51:58 Il plaide la folie.
52:01 L'État a essayé de prouver qu'il ne souffrait d'aucune maladie mentale,
52:08 lui empêchant de distinguer le bien du mal.
52:11 Mais la Défense a appelé à la barre un expert qui a confirmé
52:15 qu'il ne pouvait pas faire la différence entre le bien et le mal.
52:19 Et de ce fait, il ne pouvait pas se conformer à la loi.
52:22 Finalement, le jury s'est rangé du côté du procureur
52:25 et a jugé qu'il était sain au moment des faits.
52:28 Il a ainsi déclaré coupable.
52:31 Il purge sa peine à Boston pendant 5 ans
52:35 avant d'entamer son deuxième procès pour meurtre en mars 2013.
52:39 Christian a maintenant 52 ans. Il est absolument seul.
52:44 Ses parents sont décédés et aucun membre de sa famille
52:47 n'a voulu venir le voir en prison.
52:50 Il est condamné à la peine maximale, prison à perpétuité.
52:54 Walter Kirn a suivi toute l'affaire,
52:57 mais il n'a pas obtenu toutes les réponses.
53:00 Après le procès, il rend visite à son vieil ami.
53:03 Le souvenir de sa dernière rencontre lui glace encore le sang.
53:11 Quel est ton secret pour amener les gens à croire à tes mensonges ?

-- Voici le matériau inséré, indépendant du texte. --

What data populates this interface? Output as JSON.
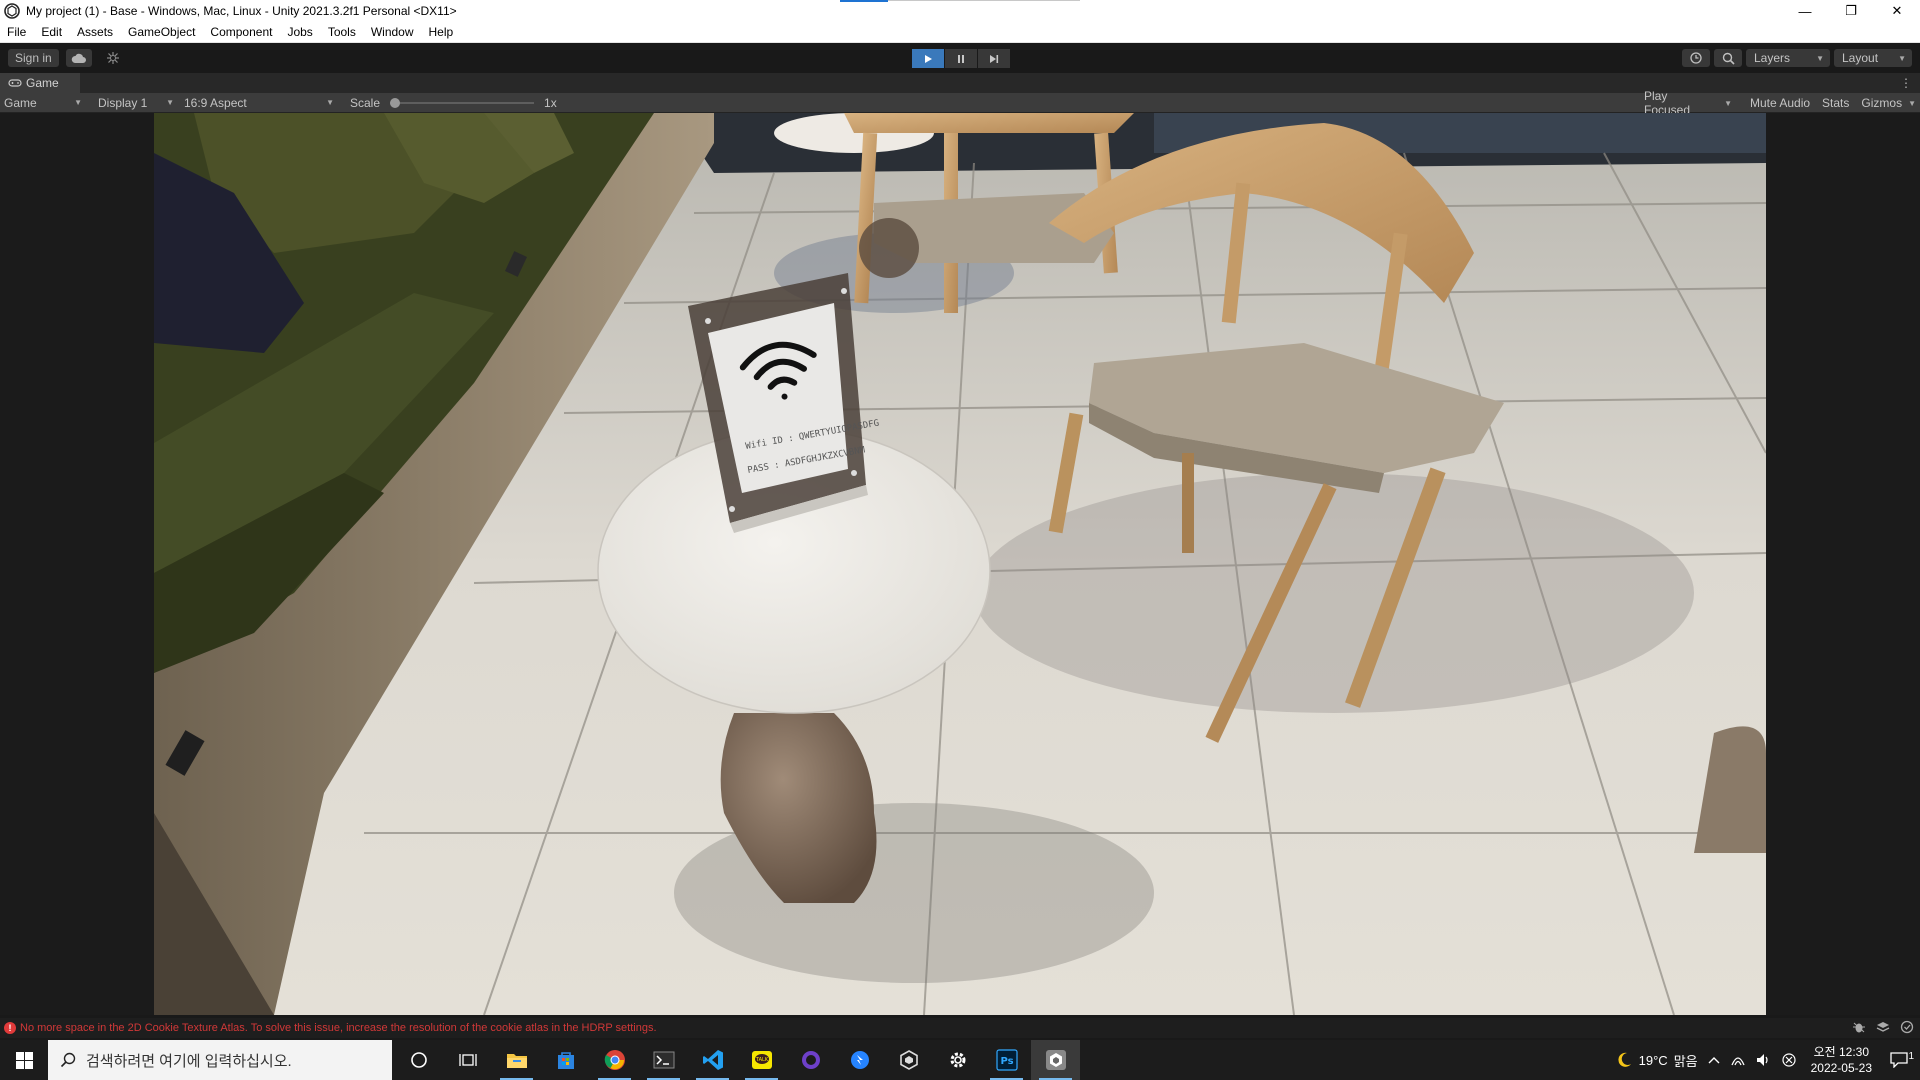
{
  "window": {
    "title": "My project (1) - Base - Windows, Mac, Linux - Unity 2021.3.2f1 Personal <DX11>",
    "controls": {
      "minimize": "—",
      "restore": "❐",
      "close": "✕"
    }
  },
  "menu": [
    "File",
    "Edit",
    "Assets",
    "GameObject",
    "Component",
    "Jobs",
    "Tools",
    "Window",
    "Help"
  ],
  "toolbar": {
    "sign_in": "Sign in",
    "play_active": true,
    "layers_label": "Layers",
    "layout_label": "Layout"
  },
  "game_tab": {
    "label": "Game"
  },
  "game_bar": {
    "mode": "Game",
    "display": "Display 1",
    "aspect": "16:9 Aspect",
    "scale_label": "Scale",
    "scale_value": "1x",
    "play_focused": "Play Focused",
    "mute_audio": "Mute Audio",
    "stats": "Stats",
    "gizmos": "Gizmos"
  },
  "scene": {
    "wifi_id": "Wifi ID : QWERTYUIOPASDFG",
    "wifi_pass": "PASS : ASDFGHJKZXCVBNM"
  },
  "status": {
    "message": "No more space in the 2D Cookie Texture Atlas. To solve this issue, increase the resolution of the cookie atlas in the HDRP settings.",
    "color": "#d03838"
  },
  "taskbar": {
    "search_placeholder": "검색하려면 여기에 입력하십시오.",
    "weather_temp": "19°C",
    "weather_text": "맑음",
    "time": "오전 12:30",
    "date": "2022-05-23",
    "notification_count": "1"
  }
}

53:15 Il m'a regardé et m'a dit...
53:21 Walter, c'est très simple.
53:23 L'orgueil, l'orgueil, l'orgueil.
53:26 Je t'ai simplement traité comme la personne que tu espères être,
53:32 mais qui, au fond, a peur de ne pas l'être.
53:38 Et tu es devenu accro à cette impression d'être important,
53:42 et tu penses qu'il n'y a que moi qui peux te procurer ce sentiment.
53:46 C'est pour ça que tu reviens toujours vers moi.